Продолжая усердно изучать богословские предметы, я искренне и тщательно исполнял церковные обряды, молился и постился. Жизнь моя проходила преимущественно в стенах семинарии. Строгий режим закрытого заведения, обязательное исполнение обычаев и обрядов, соблюдение постов, частые молитвословия и богослужения, систематическое внушение, что «все от бога», постоянные разговоры и беседы на религиозные темы, сплошное заучивание библейских текстов постепенно делали свое дело.
Мы, семинаристы, чувствовали на себе насмешливые и любопытные взгляды прохожих, слышали в наш адрес различные прибаутки любителей сострить. Особенно приходилось чувствовать, что на нас смотрят, как на чудаков, когда мы бывали в военкомате, в поликлинике или организованно встречали на вокзале какого-нибудь архиерея, приезжавшего в Одессу.

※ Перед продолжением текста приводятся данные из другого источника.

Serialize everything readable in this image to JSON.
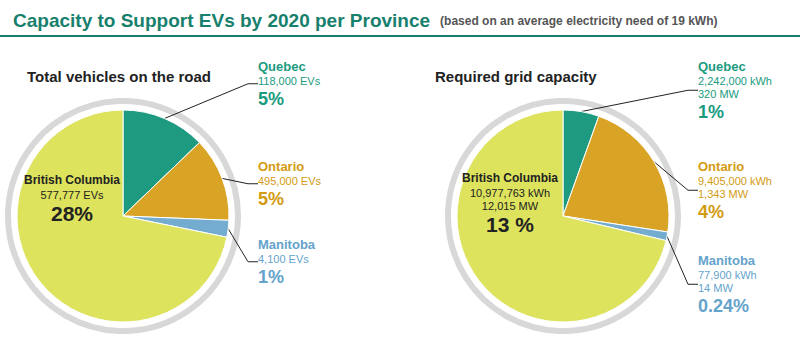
{
  "title": "Capacity to Support EVs by 2020 per Province",
  "subtitle": "(based on an average electricity need of 19 kWh)",
  "chart_data": [
    {
      "type": "pie",
      "title": "Total vehicles on the road",
      "categories": [
        "Quebec",
        "Ontario",
        "Manitoba",
        "British Columbia"
      ],
      "values": [
        5,
        5,
        1,
        28
      ],
      "value_labels": [
        "5%",
        "5%",
        "1%",
        "28%"
      ],
      "detail_labels": [
        [
          "118,000 EVs"
        ],
        [
          "495,000 EVs"
        ],
        [
          "4,100 EVs"
        ],
        [
          "577,777 EVs"
        ]
      ],
      "colors": [
        "#1d9a80",
        "#d9a425",
        "#74acd0",
        "#dde35c"
      ],
      "data_labels": true
    },
    {
      "type": "pie",
      "title": "Required grid capacity",
      "categories": [
        "Quebec",
        "Ontario",
        "Manitoba",
        "British Columbia"
      ],
      "values": [
        1,
        4,
        0.24,
        13
      ],
      "value_labels": [
        "1%",
        "4%",
        "0.24%",
        "13 %"
      ],
      "detail_labels": [
        [
          "2,242,000 kWh",
          "320 MW"
        ],
        [
          "9,405,000 kWh",
          "1,343 MW"
        ],
        [
          "77,900 kWh",
          "14 MW"
        ],
        [
          "10,977,763 kWh",
          "12,015 MW"
        ]
      ],
      "colors": [
        "#1d9a80",
        "#d9a425",
        "#74acd0",
        "#dde35c"
      ],
      "data_labels": true
    }
  ]
}
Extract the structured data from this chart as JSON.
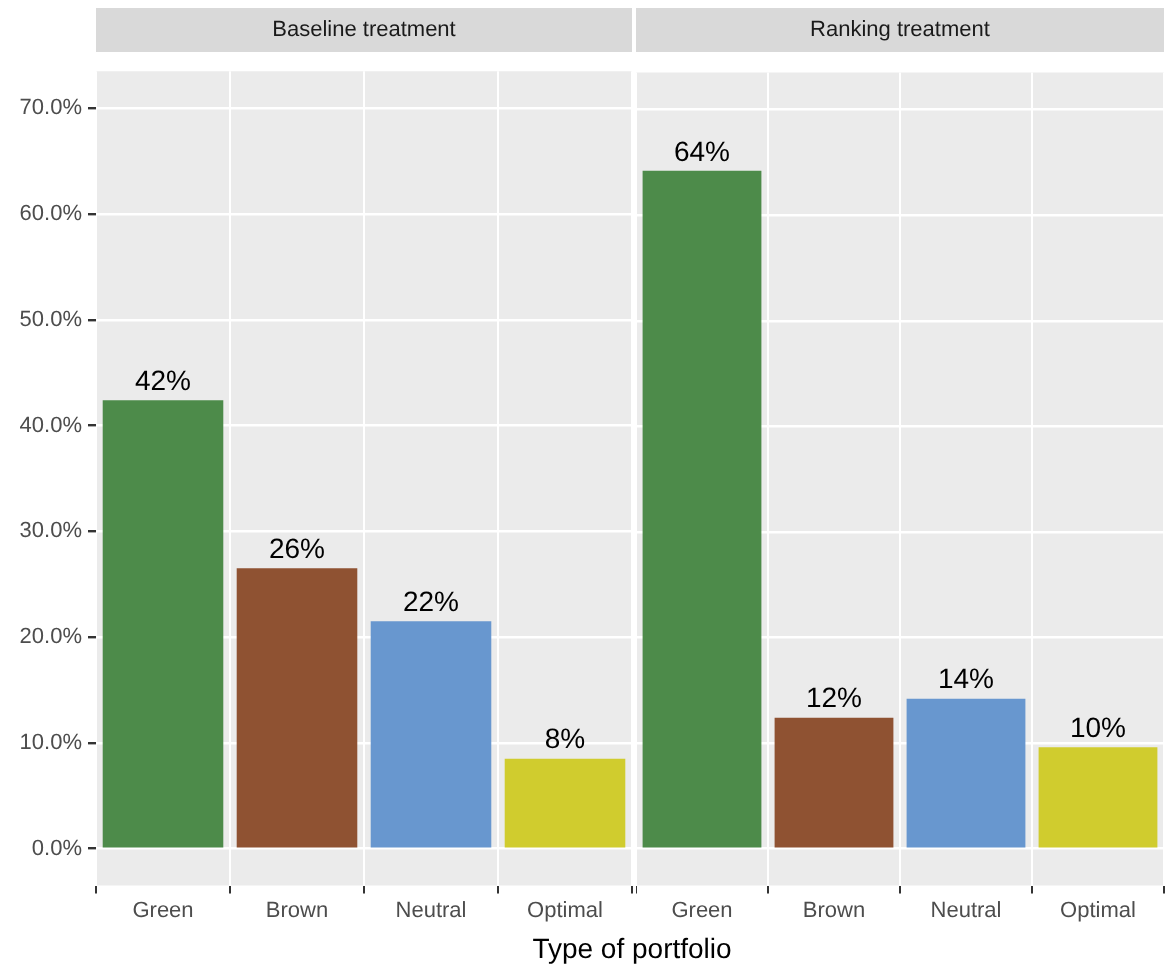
{
  "chart_data": [
    {
      "type": "bar",
      "title": "Baseline treatment",
      "xlabel": "Type of portfolio",
      "categories": [
        "Green",
        "Brown",
        "Neutral",
        "Optimal"
      ],
      "values": [
        42.4,
        26.5,
        21.5,
        8.5
      ],
      "colors": [
        "#4d8b4a",
        "#8f5232",
        "#6897cf",
        "#d0cc2e"
      ],
      "value_labels": [
        "42%",
        "26%",
        "22%",
        "8%"
      ],
      "ylim": [
        -3.5,
        73.5
      ],
      "yticks": [
        {
          "value": 0,
          "label": "0.0%"
        },
        {
          "value": 10,
          "label": "10.0%"
        },
        {
          "value": 20,
          "label": "20.0%"
        },
        {
          "value": 30,
          "label": "30.0%"
        },
        {
          "value": 40,
          "label": "40.0%"
        },
        {
          "value": 50,
          "label": "50.0%"
        },
        {
          "value": 60,
          "label": "60.0%"
        },
        {
          "value": 70,
          "label": "70.0%"
        }
      ],
      "grid": true
    },
    {
      "type": "bar",
      "title": "Ranking treatment",
      "categories": [
        "Green",
        "Brown",
        "Neutral",
        "Optimal"
      ],
      "values": [
        64.2,
        12.4,
        14.2,
        9.6
      ],
      "colors": [
        "#4d8b4a",
        "#8f5232",
        "#6897cf",
        "#d0cc2e"
      ],
      "value_labels": [
        "64%",
        "12%",
        "14%",
        "10%"
      ],
      "ylim": [
        -3.5,
        73.5
      ],
      "yticks": [
        0,
        10,
        20,
        30,
        40,
        50,
        60,
        70
      ],
      "grid": true,
      "tick_labels": "x"
    }
  ]
}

Невольно приходилось задуматься над тем, что в массе народа мы, семинаристы, посвятившие себя, свою жизнь служению богу, представляем единицы. Мы тогда еще не понимали и не чувствовали оторванности от людей, от общества, а верили, что нас сам бог избрал себе на служение. Нельзя было не заметить, что все люди живут иной жизнью, что, если кто из них и религиозен, он не выпячивает это, верит скромно, незаметно. Нельзя было не видеть и трудящуюся молодежь, жизнь которой была совсем не похожа на нашу. Как раз в то время по соседству с семинарией днем и ночью строители возводили здание нового городского вокзала. Мы же дни и ночи проводили над библией, житиями святых, совершали бесплодные молитвы и бесполезные поклоны. Ослепленный верой и придавленный религиозной мистикой, я старался исполнять евангельский завет: «Не любите мира, ни того, что в мире: кто любит мир, в том нет любви отчей, ибо все, что в мире — похоть плоти, похоть очей и гордость житейская» (I Послание Иоанна, глава II, стихи 15—16) и др. Это изречение должен был знать каждый семинарист. И тем не менее все семинаристы и преподаватели-богословы на каждом шагу нарушали этот завет, ибо всецело зависели от того мира, который были обязаны ненавидеть. Этот мир кормил их и поил, одевал и грел, защищал и предоставлял в их пользование удобства и блага. Невольно приходилось замечать прямое противоречие теории и практики христианства.
Наблюдая за поведением и образом жизни преподавателей семинарии, нельзя было не заметить равнодушия к своему делу, хладнокровия в нарушении религиозных предписаний. Например, семинаристам запрещалось курить под страхом увольнения, а сами преподаватели (как светские, так и духовные), почти все курили. Как соберутся, бывало, в актовом зале на совет, столько накурят, что даже лампадки гаснут и икон не видно из-за табачного дыма.
На уроках наиболее рьяные семинаристы, ссылаясь на библию, доказывали греховность курения. А протоиерей Дмитрий Дуцык, тоже ссылаясь на библию, доказывал, что курить не грех. Осматривая класс поверх очков, он любил повторять:
— Всякое зелье от бога есть! — делая сильное ударение на слове «есть».
А поскольку водка и вино тоже «божье зелье», то отец Дмитрий очень любил эти напитки. Часто после вечернего богослужения он отправлялся в пивную на Пушкинской улице, а идя оттуда, уже «писал мыслети».
— Вся радость в этом: выпью и на душе легче, и мир становится каким-то иным, праздничным, — признался как-то Дуцык церковному старосте Игорю Тихоновскому, занимая у последнего денег на 200 граммов, чтобы матушка не знала. — Верно, очень верно священное писание изрекло: «Вино веселит сердце человека».
— Э, отец Дмитрий! Да то ж в Ветхом завете. А в Новом апостол Павел прямо говорит: «Не упивайтесь вином», — заметил Тихоновский.
— Позвольте, позвольте, это в послании к ефесянам, а в первом послании к Тимофею тот же апостол и тоже не криво, а прямо говорит: «Впредь пей не одну воду, но употребляй и немного вина…» — отпарировал Дуцык.
— Хорошо, но ведь сказано: немного!
— А я что много? Двести граммов разве это много? Да ведь сам Христос наш пил, вспомните свадьбу в Кане Галилейской, где он впервые сотворил чудо. И не какое-нибудь простецкое чудо, а шесть водоносов воды претворил в вино.
За пьянство сняли Дуцыка с должности инспектора семинарии, за пьянство запретили ему служить и отослали в монастырь в качестве псаломщика — ничто не помогло.
Преподаватель церковнославянского языка и истории русской церкви Семен Васильевич Зубков относился к воспитанникам очень грубо, как во времена бурсы. Каждого семинариста он называл дурнем.